Memang alat musik genggong ini dibunyikan dengan cara mengulum (yanggem) pada bagian yang disebut palayah-nya. Jari tangan kiri memegang ujung alat sebelah kiri, sementara tangan kanan menggenggam tangkai bambu kecil yang dihubungkan tali benang dengan ujung alat di sebelah kanan. Untuk membunyikannya, benang ditarik-tarik ke samping kanan agak menyudut ke depan, tapi tidak meniupnya. Rongga mulut hanya sebagai resonator, dibesarkan atau dikecilkan sesuai dengan rendah atau tinggi nada yang diinginkan.

Bahan untuk membuat genggong adalah pelepah pohon enau, yang di Bali disebut ‘pugoug’. Pelepah dipilih yang cukup tua dan kering, lebih diutamakan yang mengering di batangnya sendiri. Kulit luarnya dibuat irisan penampang segi empat panjang, dengan ukuran 20 cm x 2 cm. Bagian dalam yang lunak dibersihkan hingga tinggal luarnya yang keras setebal 0,25 cm.

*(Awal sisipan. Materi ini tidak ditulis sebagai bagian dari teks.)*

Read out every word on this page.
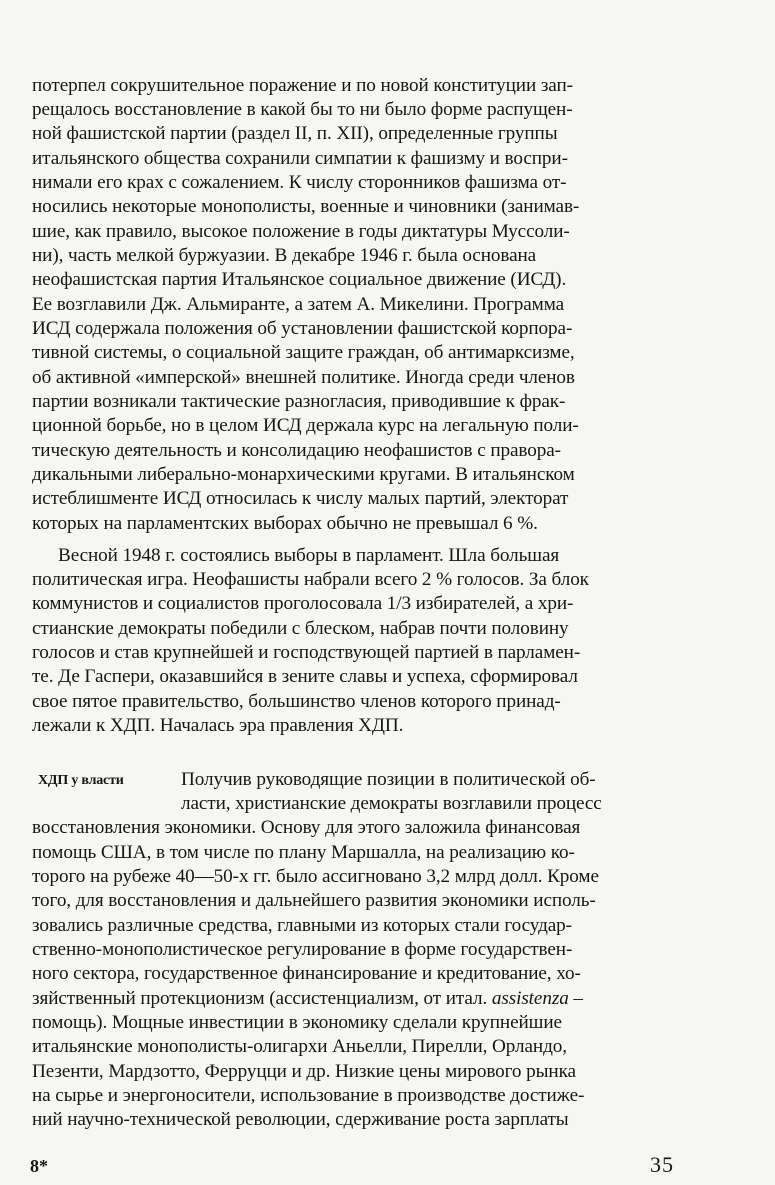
потерпел сокрушительное поражение и по новой конституции зап-
рещалось восстановление в какой бы то ни было форме распущен-
ной фашистской партии (раздел II, п. XII), определенные группы
итальянского общества сохранили симпатии к фашизму и воспри-
нимали его крах с сожалением. К числу сторонников фашизма от-
носились некоторые монополисты, военные и чиновники (занимав-
шие, как правило, высокое положение в годы диктатуры Муссоли-
ни), часть мелкой буржуазии. В декабре 1946 г. была основана
неофашистская партия Итальянское социальное движение (ИСД).
Ее возглавили Дж. Альмиранте, а затем А. Микелини. Программа
ИСД содержала положения об установлении фашистской корпора-
тивной системы, о социальной защите граждан, об антимарксизме,
об активной «имперской» внешней политике. Иногда среди членов
партии возникали тактические разногласия, приводившие к фрак-
ционной борьбе, но в целом ИСД держала курс на легальную поли-
тическую деятельность и консолидацию неофашистов с правора-
дикальными либерально-монархическими кругами. В итальянском
истеблишменте ИСД относилась к числу малых партий, электорат
которых на парламентских выборах обычно не превышал 6 %.
Весной 1948 г. состоялись выборы в парламент. Шла большая
политическая игра. Неофашисты набрали всего 2 % голосов. За блок
коммунистов и социалистов проголосовала 1/3 избирателей, а хри-
стианские демократы победили с блеском, набрав почти половину
голосов и став крупнейшей и господствующей партией в парламен-
те. Де Гаспери, оказавшийся в зените славы и успеха, сформировал
свое пятое правительство, большинство членов которого принад-
лежали к ХДП. Началась эра правления ХДП.
ХДП у власти	Получив руководящие позиции в политической об-
ласти, христианские демократы возглавили процесс
восстановления экономики. Основу для этого заложила финансовая
помощь США, в том числе по плану Маршалла, на реализацию ко-
торого на рубеже 40—50-х гг. было ассигновано 3,2 млрд долл. Кроме
того, для восстановления и дальнейшего развития экономики исполь-
зовались различные средства, главными из которых стали государ-
ственно-монополистическое регулирование в форме государствен-
ного сектора, государственное финансирование и кредитование, хо-
зяйственный протекционизм (ассистенциализм, от итал. assistenza –
помощь). Мощные инвестиции в экономику сделали крупнейшие
итальянские монополисты-олигархи Аньелли, Пирелли, Орландо,
Пезенти, Мардзотто, Ферруцци и др. Низкие цены мирового рынка
на сырье и энергоносители, использование в производстве достиже-
ний научно-технической революции, сдерживание роста зарплаты
8*	35
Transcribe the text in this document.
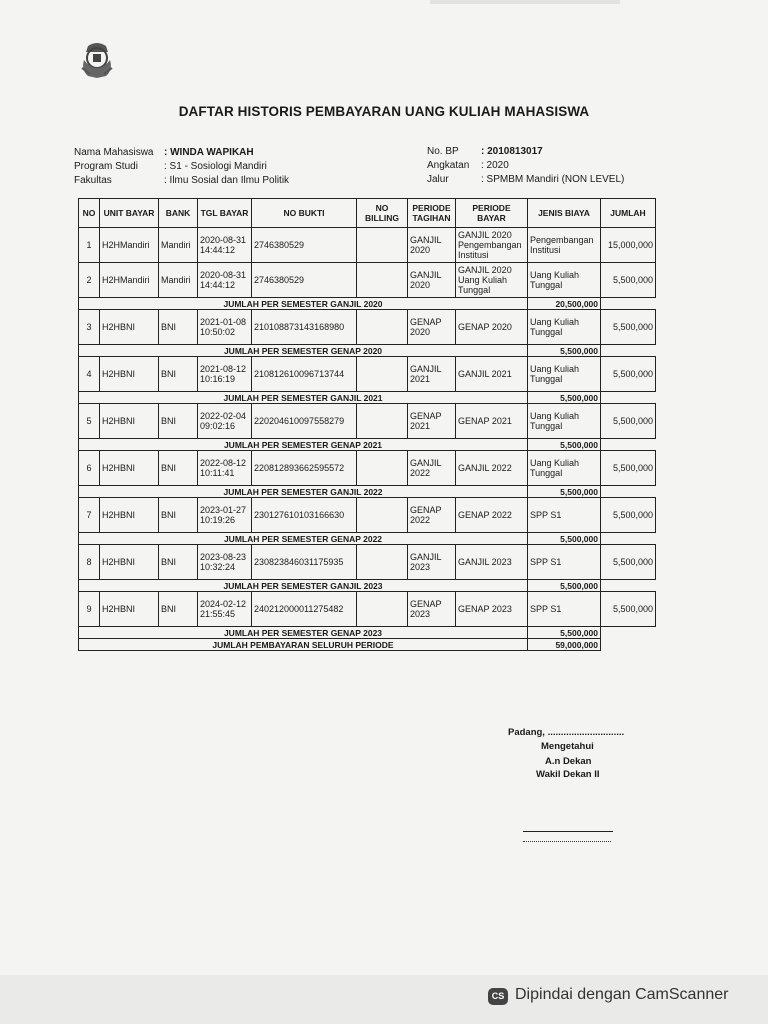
DAFTAR HISTORIS PEMBAYARAN UANG KULIAH MAHASISWA
Nama Mahasiswa : WINDA WAPIKAH
Program Studi	: S1 - Sosiologi Mandiri
Fakultas	: Ilmu Sosial dan Ilmu Politik
No. BP : 2010813017
Angkatan : 2020
Jalur	: SPMBM Mandiri (NON LEVEL)
NO	UNIT BAYAR	BANK	TGL BAYAR	NO BUKTI	NO BILLING	PERIODE TAGIHAN	PERIODE BAYAR	JENIS BIAYA	JUMLAH
1	H2HMandiri	Mandiri	2020-08-31 14:44:12	2746380529		GANJIL 2020	GANJIL 2020 Pengembangan Institusi	Pengembangan Institusi	15,000,000
2	H2HMandiri	Mandiri	2020-08-31 14:44:12	2746380529		GANJIL 2020	GANJIL 2020 Uang Kuliah Tunggal	Uang Kuliah Tunggal	5,500,000
JUMLAH PER SEMESTER GANJIL 2020								20,500,000	
3	H2HBNI	BNI	2021-01-08 10:50:02	210108873143168980		GENAP 2020	GENAP 2020	Uang Kuliah Tunggal	5,500,000
JUMLAH PER SEMESTER GENAP 2020								5,500,000	
4	H2HBNI	BNI	2021-08-12 10:16:19	210812610096713744		GANJIL 2021	GANJIL 2021	Uang Kuliah Tunggal	5,500,000
JUMLAH PER SEMESTER GANJIL 2021								5,500,000	
5	H2HBNI	BNI	2022-02-04 09:02:16	220204610097558279		GENAP 2021	GENAP 2021	Uang Kuliah Tunggal	5,500,000
JUMLAH PER SEMESTER GENAP 2021								5,500,000	
6	H2HBNI	BNI	2022-08-12 10:11:41	220812893662595572		GANJIL 2022	GANJIL 2022	Uang Kuliah Tunggal	5,500,000
JUMLAH PER SEMESTER GANJIL 2022								5,500,000	
7	H2HBNI	BNI	2023-01-27 10:19:26	230127610103166630		GENAP 2022	GENAP 2022	SPP S1	5,500,000
JUMLAH PER SEMESTER GENAP 2022								5,500,000	
8	H2HBNI	BNI	2023-08-23 10:32:24	230823846031175935		GANJIL 2023	GANJIL 2023	SPP S1	5,500,000
JUMLAH PER SEMESTER GANJIL 2023								5,500,000	
9	H2HBNI	BNI	2024-02-12 21:55:45	240212000011275482		GENAP 2023	GENAP 2023	SPP S1	5,500,000
JUMLAH PER SEMESTER GENAP 2023								5,500,000	
JUMLAH PEMBAYARAN SELURUH PERIODE								59,000,000	
Padang, .............................
Mengetahui
A.n Dekan
Wakil Dekan II
CS Dipindai dengan CamScanner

Palayah atau bagian instrumen yang bergetar terletak di tengah-tengah irisan yang kedua ujungnya berjarak dua cm dari batas ujung penampang irisan. Lebar palayah 0,5 cm. Palayah terdiri dari badan palayah dan ujung palayah yang berada atau mengarah ke bagian kiri irisan. Ujung palayah ini diusahakan setipis mungkin dengan lebar kira-kira 1 cm. Demikian pula bagian badan palayah dibuat tipis, kira-kira 2 cm, sementara di bagian atasnya dibuat tetap tebal.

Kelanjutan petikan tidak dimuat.